結局、都市封鎖は人権侵害とセットだから機能したとみなされ、隠蔽体質が初動を誤らせ、世界に甚大な損害を与えたという非難が広がっている。「中国モデル」は散々な評価だといえるだろう。次の「覇権国家」を狙った中国の行動に、世界が強い警戒心を抱いてしまっている。

欧州で吹き荒れた
ポピュリズム旋風が失速した理由

 次に、米国の同盟国である自由民主主義国に目を転じてみたい。これらの国ではポピュリズムが台頭し、英国の保守党と労働党、ドイツのキリスト教民主同盟(CDU)と社会民主党など既存政党が苦境に追い込まれていた。自由民主主義への信頼は揺らぎ「時代遅れ」だとして、権威主義体制の優位性を中国が主張した。

 しかし、新型コロナ感染拡大は、ポピュリズムを退潮させて、既存政党を救った。なぜか。

 ポピュリズム現象は、保守とリベラル双方の既存政党が都市部中道層の有権者の支持を得るため、緊縮財政や規制緩和、移民受け入れなどを実行し、それに各政党のコアな支持層が不満を募らせたことで起こった。ポピュリスト政治家たちは、財政バラマキや排外主義を煽情的に訴え、既存政党のコアな支持層を奪ったのだ(第218回)。

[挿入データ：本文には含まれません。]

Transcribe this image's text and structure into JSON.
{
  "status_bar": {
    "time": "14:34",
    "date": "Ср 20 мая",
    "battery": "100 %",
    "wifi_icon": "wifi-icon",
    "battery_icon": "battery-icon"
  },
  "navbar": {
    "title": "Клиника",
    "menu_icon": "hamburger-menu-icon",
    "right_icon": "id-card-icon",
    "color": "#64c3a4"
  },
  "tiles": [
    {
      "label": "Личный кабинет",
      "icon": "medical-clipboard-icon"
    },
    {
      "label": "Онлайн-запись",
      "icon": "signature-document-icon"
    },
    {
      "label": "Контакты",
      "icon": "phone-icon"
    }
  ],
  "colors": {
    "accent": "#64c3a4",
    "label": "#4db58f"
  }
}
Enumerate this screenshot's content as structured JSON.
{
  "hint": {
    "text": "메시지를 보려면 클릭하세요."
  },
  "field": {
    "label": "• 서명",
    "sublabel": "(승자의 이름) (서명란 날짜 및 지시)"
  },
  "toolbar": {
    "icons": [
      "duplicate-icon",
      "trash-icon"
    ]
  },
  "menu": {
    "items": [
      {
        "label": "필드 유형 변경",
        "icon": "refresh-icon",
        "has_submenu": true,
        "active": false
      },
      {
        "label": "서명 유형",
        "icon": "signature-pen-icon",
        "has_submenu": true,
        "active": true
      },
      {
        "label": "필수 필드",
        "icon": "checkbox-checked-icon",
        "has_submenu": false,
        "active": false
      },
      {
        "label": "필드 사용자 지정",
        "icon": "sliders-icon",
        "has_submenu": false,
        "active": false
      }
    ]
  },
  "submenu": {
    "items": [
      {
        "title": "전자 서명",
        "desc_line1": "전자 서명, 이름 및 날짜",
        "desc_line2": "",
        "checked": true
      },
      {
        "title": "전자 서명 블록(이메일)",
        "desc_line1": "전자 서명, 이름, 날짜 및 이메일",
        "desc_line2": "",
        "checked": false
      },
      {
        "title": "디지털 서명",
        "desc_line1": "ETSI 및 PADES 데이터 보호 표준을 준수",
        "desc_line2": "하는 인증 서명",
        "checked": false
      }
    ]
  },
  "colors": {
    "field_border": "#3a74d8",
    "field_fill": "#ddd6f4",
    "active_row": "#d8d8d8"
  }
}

 その結果、ポピュリズムは欧州を席巻したが、新型コロナ感染拡大後、各国の指導者の支持率が劇的に回復。ドイツではアンゲラ・メルケル首相の支持率が3月末に79%まで急回復。英国のボリス・ジョンソン首相の支持率は、19年12月時点で34%だったが、3月末に支持率52%に上昇した。

 その理由は、新型コロナ対策として実施した都市封鎖の打撃を緩和するために、大規模な経済支援策を打ち出したからだ。既存政党が空前の規模で「バラマキ」を断行し、ポピュリズム政党を支持していた人たちが、既存政党に戻っていったのだ。

 一方、日本では、欧州のような現象は起きなかった。それは、自由民主党が保守層からリベラル層まで幅広く支持を獲得しているために、そもそもポピュリズムの台頭がなかったからである。